Last week, it was revealed that Apple does indeed slow down older iPhones, or at least ones with older batteries. According to the company, new features in recent versions of iOS cause it to slow down components of the device to avoid shutdowns that would be caused by an old, weak battery. The firm is even facing legal trouble, as it didn't warn users that this was happening.

Today, Apple issued an apology statement, and a more in-depth explanation.

We’ve been hearing feedback from our customers about the way we handle performance for iPhones with older batteries and how we have communicated that process. We know that some of you feel Apple has let you down. We apologize. There’s been a lot of misunderstanding about this issue, so we would like to clarify and let you know about some changes we’re making.
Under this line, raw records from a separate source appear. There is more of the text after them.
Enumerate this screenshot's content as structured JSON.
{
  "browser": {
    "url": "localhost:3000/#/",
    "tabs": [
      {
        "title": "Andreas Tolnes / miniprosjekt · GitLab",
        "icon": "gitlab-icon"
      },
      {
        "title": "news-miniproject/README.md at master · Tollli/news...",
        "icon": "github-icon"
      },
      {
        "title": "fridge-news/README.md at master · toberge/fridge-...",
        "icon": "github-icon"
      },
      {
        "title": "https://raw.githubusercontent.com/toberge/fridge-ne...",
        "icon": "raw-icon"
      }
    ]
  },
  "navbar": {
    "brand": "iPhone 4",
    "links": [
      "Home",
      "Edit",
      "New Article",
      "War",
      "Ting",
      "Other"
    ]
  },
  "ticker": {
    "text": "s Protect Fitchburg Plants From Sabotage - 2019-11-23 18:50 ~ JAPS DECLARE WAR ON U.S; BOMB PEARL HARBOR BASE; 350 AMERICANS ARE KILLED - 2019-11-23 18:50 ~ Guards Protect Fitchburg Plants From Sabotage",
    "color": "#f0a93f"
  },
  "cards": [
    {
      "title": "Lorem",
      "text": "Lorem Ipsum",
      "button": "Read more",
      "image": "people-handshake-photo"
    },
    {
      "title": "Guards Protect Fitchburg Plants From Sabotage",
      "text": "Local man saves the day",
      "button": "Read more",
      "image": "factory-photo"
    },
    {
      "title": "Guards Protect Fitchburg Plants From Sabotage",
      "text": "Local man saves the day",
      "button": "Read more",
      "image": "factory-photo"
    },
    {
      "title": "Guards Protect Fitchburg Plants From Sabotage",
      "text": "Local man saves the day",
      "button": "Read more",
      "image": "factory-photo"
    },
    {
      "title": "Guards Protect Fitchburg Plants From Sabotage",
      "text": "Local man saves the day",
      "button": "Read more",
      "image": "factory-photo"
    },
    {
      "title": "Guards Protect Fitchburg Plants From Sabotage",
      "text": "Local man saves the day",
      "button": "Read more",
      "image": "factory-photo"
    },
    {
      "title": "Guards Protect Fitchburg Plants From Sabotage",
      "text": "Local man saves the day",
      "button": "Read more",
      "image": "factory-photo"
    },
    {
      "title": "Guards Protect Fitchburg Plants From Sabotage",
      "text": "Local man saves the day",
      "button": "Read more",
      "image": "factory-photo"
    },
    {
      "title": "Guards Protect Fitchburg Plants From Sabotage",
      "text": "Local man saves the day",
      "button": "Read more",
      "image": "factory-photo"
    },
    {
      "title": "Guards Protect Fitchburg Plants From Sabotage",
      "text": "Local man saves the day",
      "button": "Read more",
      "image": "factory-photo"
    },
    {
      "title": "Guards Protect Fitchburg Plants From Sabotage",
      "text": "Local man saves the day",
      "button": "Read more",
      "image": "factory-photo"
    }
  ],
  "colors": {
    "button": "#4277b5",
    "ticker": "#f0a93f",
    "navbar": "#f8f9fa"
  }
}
First and foremost, we have never — and would never — do anything to intentionally shorten the life of any Apple product, or degrade the user experience to drive customer upgrades. Our goal has always been to create products that our customers love, and making iPhones last as long as possible is an important part of that.

Of course, "We know that some of you feel Apple has let you down" is basically the "I'm sorry that you got offended by what I said" of company apologies, but the firm is backing it up by discounting the price of replacement batteries. If you've got an iPhone 6 or later that needs a replacement battery, you can get one for $29 instead of $79. That offer will last from late January and throughout the rest of 2018.

Apple also promised that in early 2018, it will release an iOS update that will make it more transparent as to the health of the battery, and if it's affecting performance.

The firm also said that its "customers' trust means everything to us", and that it will "never stop working to earn and maintain it." It would seem that Apple will learn from this mistake, and will be more transparent about any changes that affect performance moving forward.

Of course, this seems like the type of story that might stick around. The average user might hear that Apple is slowing down older iPhones without taking the time to understand why it's happening.